# 22.5: Dimensionless Quantities

Dimensionless Quantities are used extensively in fluid dynamics. For example, if a body of some difficult shape, such as an aircraft, is moving through a fluid at speed \(V\), it will experience all sorts of forces, external and internal. The ratio of the internal forces to the external forces will depend upon its speed, and the viscosity of the fluid, and the size of the body. By “size” of a body of “difficult” shape we could take the distance between two defined points on the body, such as its top and bottom, or its front and back, or its greatest width, or whatever. Call that distance \(l\). But the ratio of the internal to the viscous forces is dimensionless, so it must depend on some combination of the viscosity, speed \(V\) and linear size \(l\) that is dimensionless. Since \(V\) and \(l\) do not contain \(M\) in their dimensions, the viscosity concerned must be the *kinematic *viscosity \(ν\), which is the ratio of dynamic viscosity to density and does not have M in its dimensions. So, what combination of \(ν\), V and \(l\) is dimensionless?

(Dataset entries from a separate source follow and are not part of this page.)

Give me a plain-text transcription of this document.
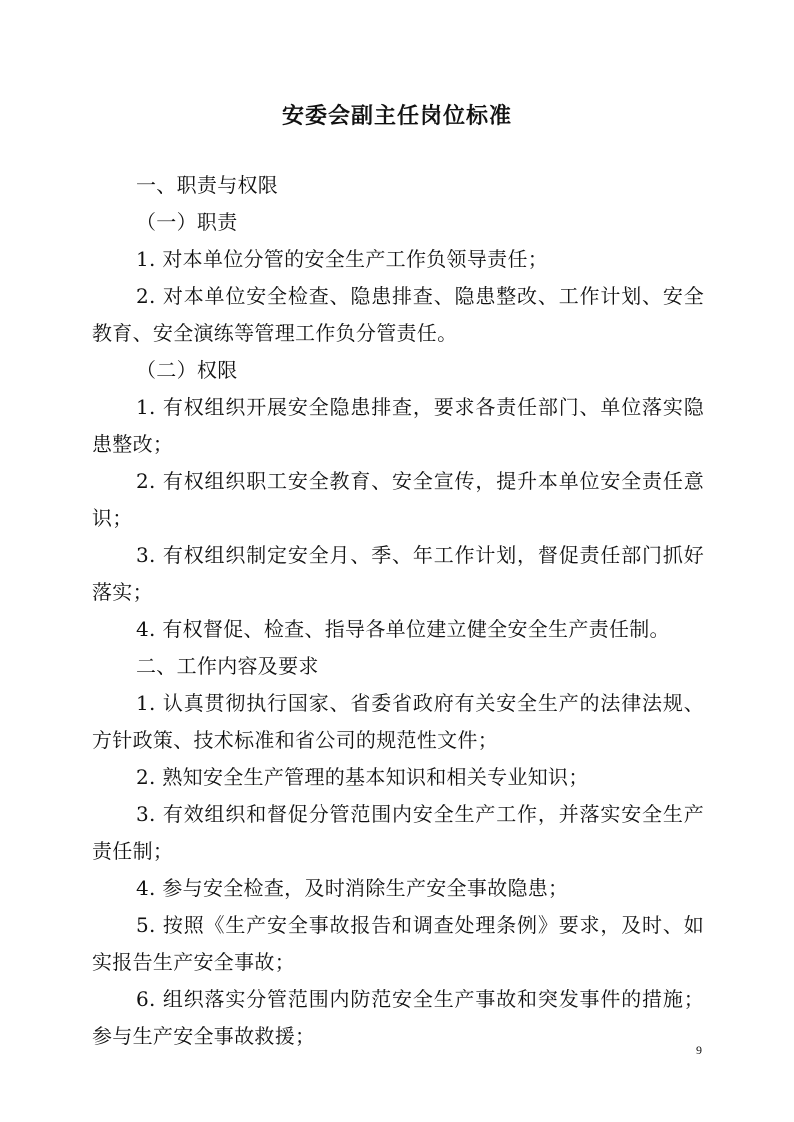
安委会副主任岗位标准

一、职责与权限

（一）职责

1. 对本单位分管的安全生产工作负领导责任；

2. 对本单位安全检查、隐患排查、隐患整改、工作计划、安全教育、安全演练等管理工作负分管责任。

（二）权限

1. 有权组织开展安全隐患排查，要求各责任部门、单位落实隐患整改；

2. 有权组织职工安全教育、安全宣传，提升本单位安全责任意识；

3. 有权组织制定安全月、季、年工作计划，督促责任部门抓好落实；

4. 有权督促、检查、指导各单位建立健全安全生产责任制。

二、工作内容及要求

1. 认真贯彻执行国家、省委省政府有关安全生产的法律法规、方针政策、技术标准和省公司的规范性文件；

2. 熟知安全生产管理的基本知识和相关专业知识；

3. 有效组织和督促分管范围内安全生产工作，并落实安全生产责任制；

4. 参与安全检查，及时消除生产安全事故隐患；

5. 按照《生产安全事故报告和调查处理条例》要求，及时、如实报告生产安全事故；

6. 组织落实分管范围内防范安全生产事故和突发事件的措施；参与生产安全事故救援；

9
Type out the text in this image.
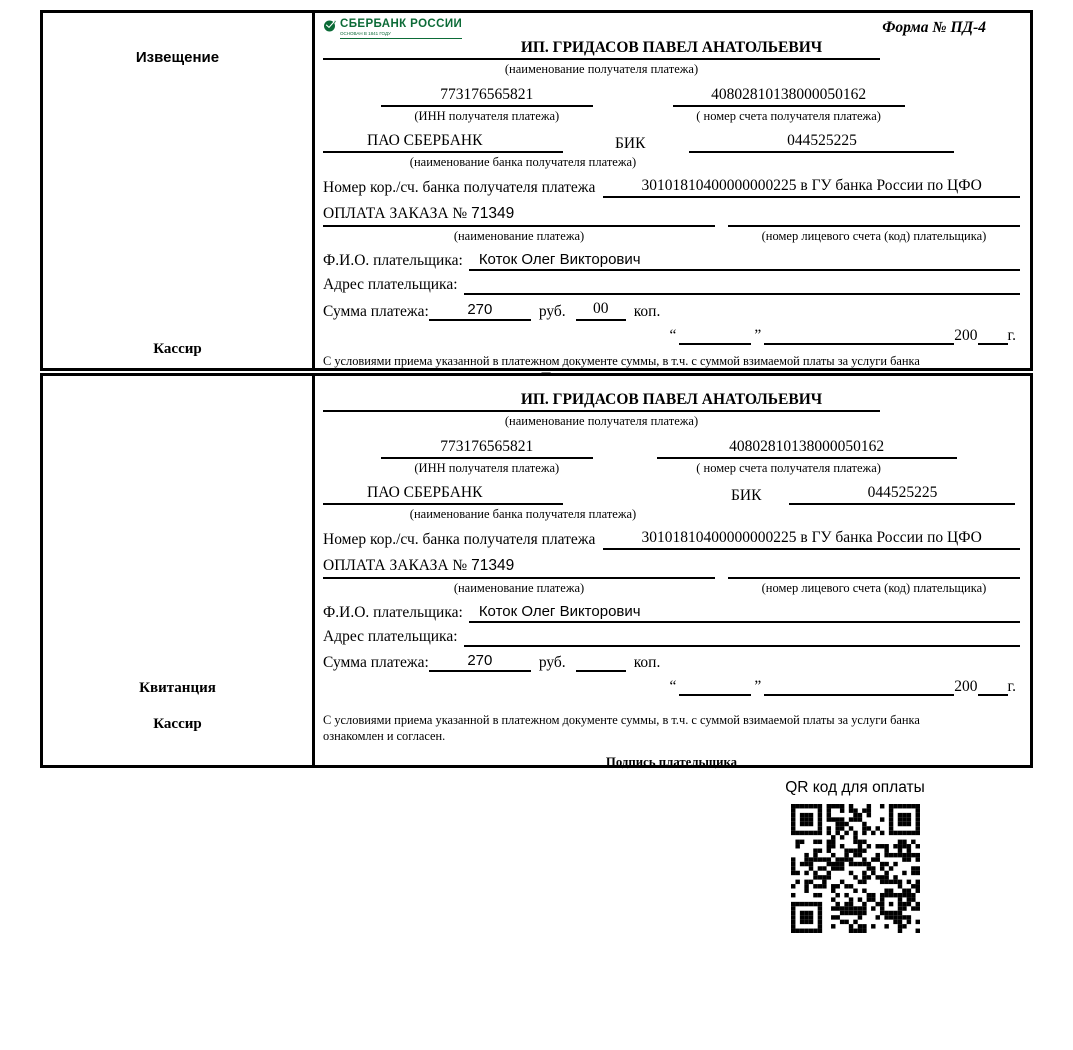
Извещение
Кассир
СБЕРБАНК РОССИИ
ОСНОВАН В 1841 ГОДУ	Форма № ПД-4
ИП. ГРИДАСОВ ПАВЕЛ АНАТОЛЬЕВИЧ
(наименование получателя платежа)
773176565821	40802810138000050162
(ИНН получателя платежа)	( номер счета получателя платежа)
ПАО СБЕРБАНК	БИК	044525225
(наименование банка получателя платежа)
Номер кор./сч. банка получателя платежа	30101810400000000225 в ГУ банка России по ЦФО
ОПЛАТА ЗАКАЗА № 71349
(наименование платежа)	(номер лицевого счета (код) плательщика)
Ф.И.О. плательщика:	Коток Олег Викторович
Адрес плательщика:
Сумма платежа:	270	руб.	00	коп.
“	”	200 г.
С условиями приема указанной в платежном документе суммы, в т.ч. с суммой взимаемой платы за услуги банка
Квитанция
Кассир
ИП. ГРИДАСОВ ПАВЕЛ АНАТОЛЬЕВИЧ
(наименование получателя платежа)
773176565821	40802810138000050162
(ИНН получателя платежа)	( номер счета получателя платежа)
ПАО СБЕРБАНК	БИК	044525225
(наименование банка получателя платежа)
Номер кор./сч. банка получателя платежа	30101810400000000225 в ГУ банка России по ЦФО
ОПЛАТА ЗАКАЗА № 71349
(наименование платежа)	(номер лицевого счета (код) плательщика)
Ф.И.О. плательщика:	Коток Олег Викторович
Адрес плательщика:
Сумма платежа:	270	руб.	коп.
“	”	200 г.
С условиями приема указанной в платежном документе суммы, в т.ч. с суммой взимаемой платы за услуги банка
ознакомлен и согласен.
Подпись плательщика
QR код для оплаты
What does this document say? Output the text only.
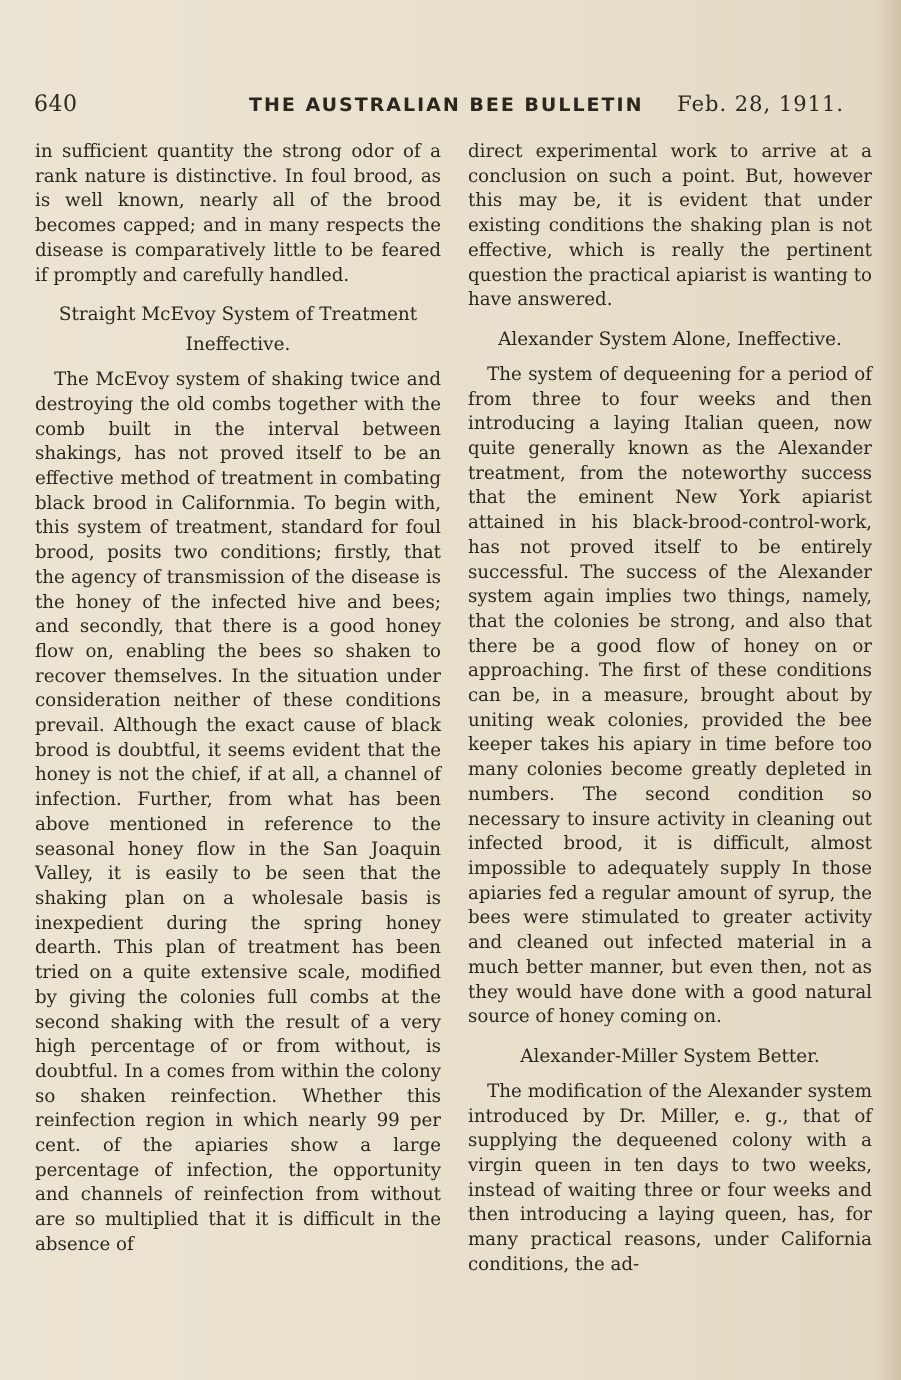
640	THE AUSTRALIAN BEE BULLETIN Feb. 28, 1911.

in sufficient quantity the strong odor of a rank nature is distinctive. In foul brood, as is well known, nearly all of the brood becomes capped; and in many respects the disease is comparatively little to be feared if promptly and carefully handled.

Straight McEvoy System of Treatment
Ineffective.

The McEvoy system of shaking twice and destroying the old combs together with the comb built in the interval between shakings, has not proved itself to be an effective method of treatment in combating black brood in Californmia. To begin with, this system of treatment, standard for foul brood, posits two conditions; firstly, that the agency of transmission of the disease is the honey of the infected hive and bees; and secondly, that there is a good honey flow on, enabling the bees so shaken to recover themselves. In the situation under consideration neither of these conditions prevail. Although the exact cause of black brood is doubtful, it seems evident that the honey is not the chief, if at all, a channel of infection. Further, from what has been above mentioned in reference to the seasonal honey flow in the San Joaquin Valley, it is easily to be seen that the shaking plan on a wholesale basis is inexpedient during the spring honey dearth. This plan of treatment has been tried on a quite extensive scale, modified by giving the colonies full combs at the second shaking with the result of a very high percentage of or from without, is doubtful. In a comes from within the colony so shaken reinfection. Whether this reinfection region in which nearly 99 per cent. of the apiaries show a large percentage of infection, the opportunity and channels of reinfection from without are so multiplied that it is difficult in the absence of

direct experimental work to arrive at a conclusion on such a point. But, however this may be, it is evident that under existing conditions the shaking plan is not effective, which is really the pertinent question the practical apiarist is wanting to have answered.

Alexander System Alone, Ineffective.

The system of dequeening for a period of from three to four weeks and then introducing a laying Italian queen, now quite generally known as the Alexander treatment, from the noteworthy success that the eminent New York apiarist attained in his black-brood-control-work, has not proved itself to be entirely successful. The success of the Alexander system again implies two things, namely, that the colonies be strong, and also that there be a good flow of honey on or approaching. The first of these conditions can be, in a measure, brought about by uniting weak colonies, provided the bee keeper takes his apiary in time before too many colonies become greatly depleted in numbers. The second condition so necessary to insure activity in cleaning out infected brood, it is difficult, almost impossible to adequately supply In those apiaries fed a regular amount of syrup, the bees were stimulated to greater activity and cleaned out infected material in a much better manner, but even then, not as they would have done with a good natural source of honey coming on.

Alexander-Miller System Better.

The modification of the Alexander system introduced by Dr. Miller, e. g., that of supplying the dequeened colony with a virgin queen in ten days to two weeks, instead of waiting three or four weeks and then introducing a laying queen, has, for many practical reasons, under California conditions, the ad-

It is easy to see that \( \frac{VI}{V} \) - or any power of it, positive, negative, zero, integral, nonintegral - is dimensionless. \( \frac{VI}{V} \) is called the Reynolds number, and is usually given the symbol Re. It is supposed that if you make a small model of the aircraft (or whatever the body is) and move it through some fluid and some speed, the ratio of internal to viscous forces in the model will be the same as in the real thing provided that the Reynolds numbers in the model and in the real thing are the same.

There are oodles of similar dimensionless numbers used in fluid dynamics, such as **Froude’s number** and **Mach number**, but this example of Reynolds number should give the general idea.